If this were on Mad Men:

"You don't need a hamburger... you need McDonald's".

link

kencho 103 days ago

fair point on the framing. we do use vector search internally, so calling it "not a vector database" is a stretch. the argument i was trying to make is more narrow: most teams evaluating pinecone or qdrant don't need to operate the vector layer themselves. they need search results from an api call. whether that api uses vectors, BM25, or hamsters under the hood shouldn't matter to them. i could have been clearer about that

link

_puk 103 days ago

So the classic build vs buy question

link

noemit 103 days ago

The Vector Database obsession came from RAG, which came from a marketing idea to calm down enterprise fears about hallucination with RAG. Will save this article because I feel like I have this conversation weekly when people think they need a vector database for something they definitely do not.

link

kencho 103 days ago

Exactly. We talk to teams every week who spent a month setting up pinecone or qdrant and then realize they just needed search that worked. The vector database became the default answer to every search problem because of the RAG hype cycle, even when the actual need is way simpler

link

le-mark 103 days ago

Can you describe when the actual need is much simpler? I mean throwing documents into elastic search is really easy and the search is really good.

link

kencho 103 days ago

one use case we're handling right now is for a large online auction marketplace. they needed to automatically categorize 40,000 newly uploaded images per week. no tags, no metadata from the sellers, just raw photos. elasticsearch can't look at an image and tell you it's a vintage rolex or a mid-century lamp. they needed search that understands visual content, not text

that's the kind of problem where keyword search doesn't apply at all, no matter how good the engine is

link

simonjgreen 103 days ago

> Spent a month setting up Pinecone? Really?

link

kencho 103 days ago

there's a lot more in "setting up" than creating an account and a collection on pinecone or any other service

link

alansaber 103 days ago

That RAG is marketing and doesn't significantly affect performance is incorrect. As to whether retrieval really benefits from vector DBs is another question.

link

noemit 102 days ago

True. RAG is worse in almost all real-world use cases. If you have less than 10,000 documents its worse and if you have too many documents its also worse.

link

stephantul 103 days ago

This is a thinly veiled commercial, not really useful.

link

hbogert 93 days ago

You don't just need a vector db, you need ours!

link

cpursley 103 days ago

Or you could just use the new BM25 extension and if thats not enough, bring in the vector extension, which you can run as hybrid and not have to bolt yet another paid 3rd party thing:

https://postgresisenough.dev/tools?category=search

link

kencho 103 days ago

pgvector is great if you're already on postgres and only need text search. funny enough, Neon Postgres actually featured us in a case study about this exact topic. we replaced pinecone and rds with neon under the hood: https://neon.com/blog/vecstore-replacing-pinecone-and-rds-wi...

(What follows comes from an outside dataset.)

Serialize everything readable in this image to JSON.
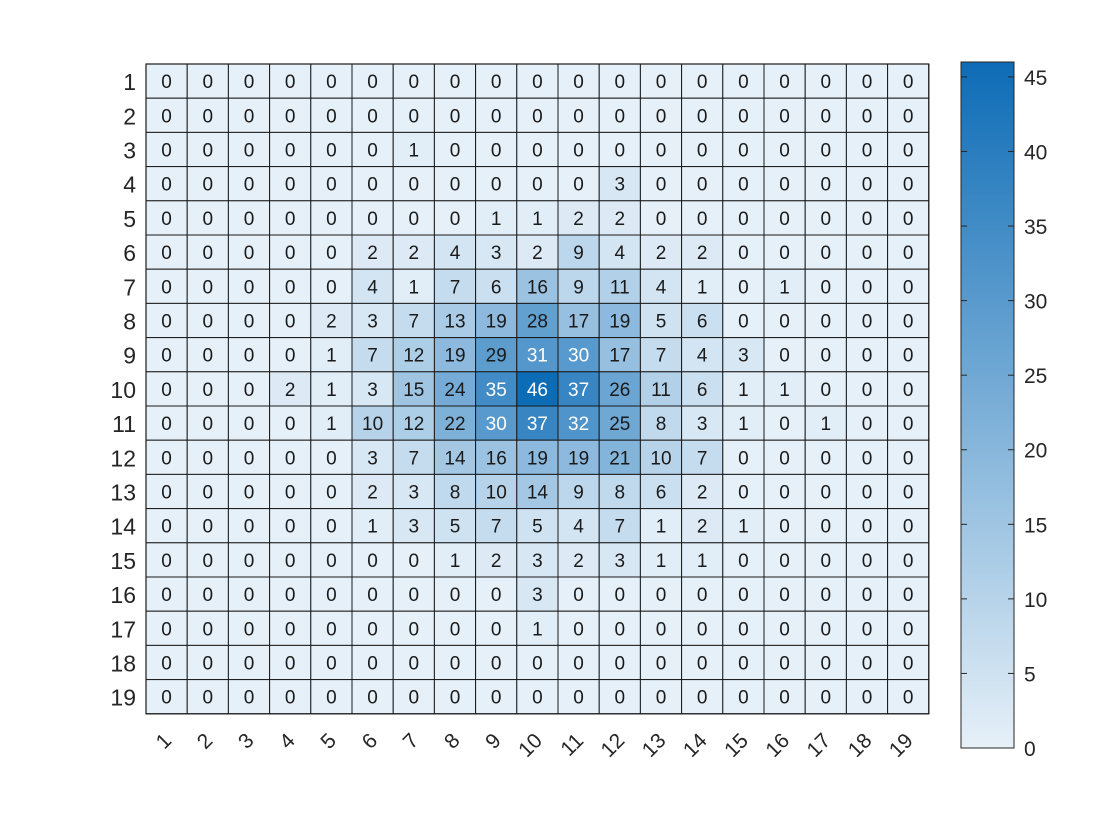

the gap shows up when you need image search, face search, or content moderation on top of text search. that's where a dedicated api makes more sense than rolling your own on postgres

link

alansaber 103 days ago

Exactly this, hybrid search (weighted in favor of a good sparse retrieval strategy) is universally the best way to go.

link

sirfz 103 days ago

You don't need a vector db, you just need np.dot

link